Jak udaje ci się łączyć obowiązki bramkarskie ze studiami, to trudne zadanie?
Studiuję zaocznie, nie sprawia mi to problemu, aby spełniać swoje hobby i grać w piłkę.
Reprezentujesz także uczelnię? Jak oceniłbyś poziom uczelnianych rozgrywek?
Reprezentowałem UMCS w rozgrywkach AMP I AMWL uważam, że poziom jest bardzo wysoki, zwłaszcza że grają często tam zawodnicy z 1, 2, 3 ligi.
Jesteś wciąż bardzo młodym zawodnikiem, ale kilka klubów już zwiedziłeś. Jak wspominasz przygodę chociażby w rezerwach Avii Świdnik?
Przygodę w Świdniku wspominam bardzo dobrze, dużo się tam rozwinąłem w kontekście grania w piłkę i rozumowania gry, trochę przysłowiowo "powąchałem" bardziej poważnego futbolu.
Dzieliłeś szatnię z takimi zawodnikami jak chociażby Kamil Oziemczuk, Piotr Prędota czy Wojciech Bialek, dobrze znani lubelskim kibicom futbolu. Jak wspominasz tamten okres?
Okres przebywania w szatni z takimi zawodnikami świetnie wspominam, zwłaszcza że można było dużo się od nich nauczyć i posłuchać wiele anegdot z ich piłkarskiego życia, takich napastników jak Wojciech Białek jeszcze w Polsce nie będzie przez długi czas, 42 lata na karku a nadal jeden z najlepszych strzelców aktualnie w 4 lidze.
Jak trafiłeś do Orła Parysów?
Do Orła trafiłem po prawie półtorarocznej przerwie niegrania w piłkę, głównie za sprawą trenera Talara, którego jestem wychowankiem i namówił mnie, abym dołączył do niego w Parysowie.
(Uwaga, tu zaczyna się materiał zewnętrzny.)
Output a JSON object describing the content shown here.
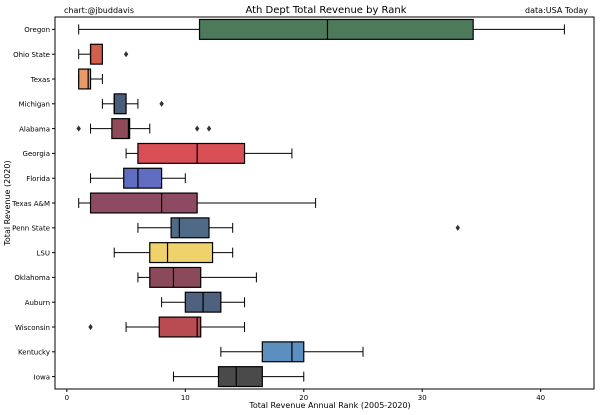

Pasjonujesz się czymś oprócz piłki nożnej? Czy to raczej futbol zajmuje u Ciebie większość czasu?
Głownie pasjonuję się futbolem, wiele osób wie o mnie, że rozpoznam każdego zawodnika nawet z 3 lub 4 ligi. Portal 90 minut i transfermarkt znam na pamięć. Piłka nożna zajmuje u mnie większość czasu w życiu.
Jakie masz plany na przyszłość? Piłka nożna jest z nimi ściśle związana?
W przyszłości chciałbym działać w futbolu. Interesuję się mocno skautingiem piłkarskim, menadżerką i chce się w tym kierunku rozwijać. Można powiedzieć, że jestem fanatykiem piłki nożnej w Polsce praktycznie na każdym poziomie rozgrywek.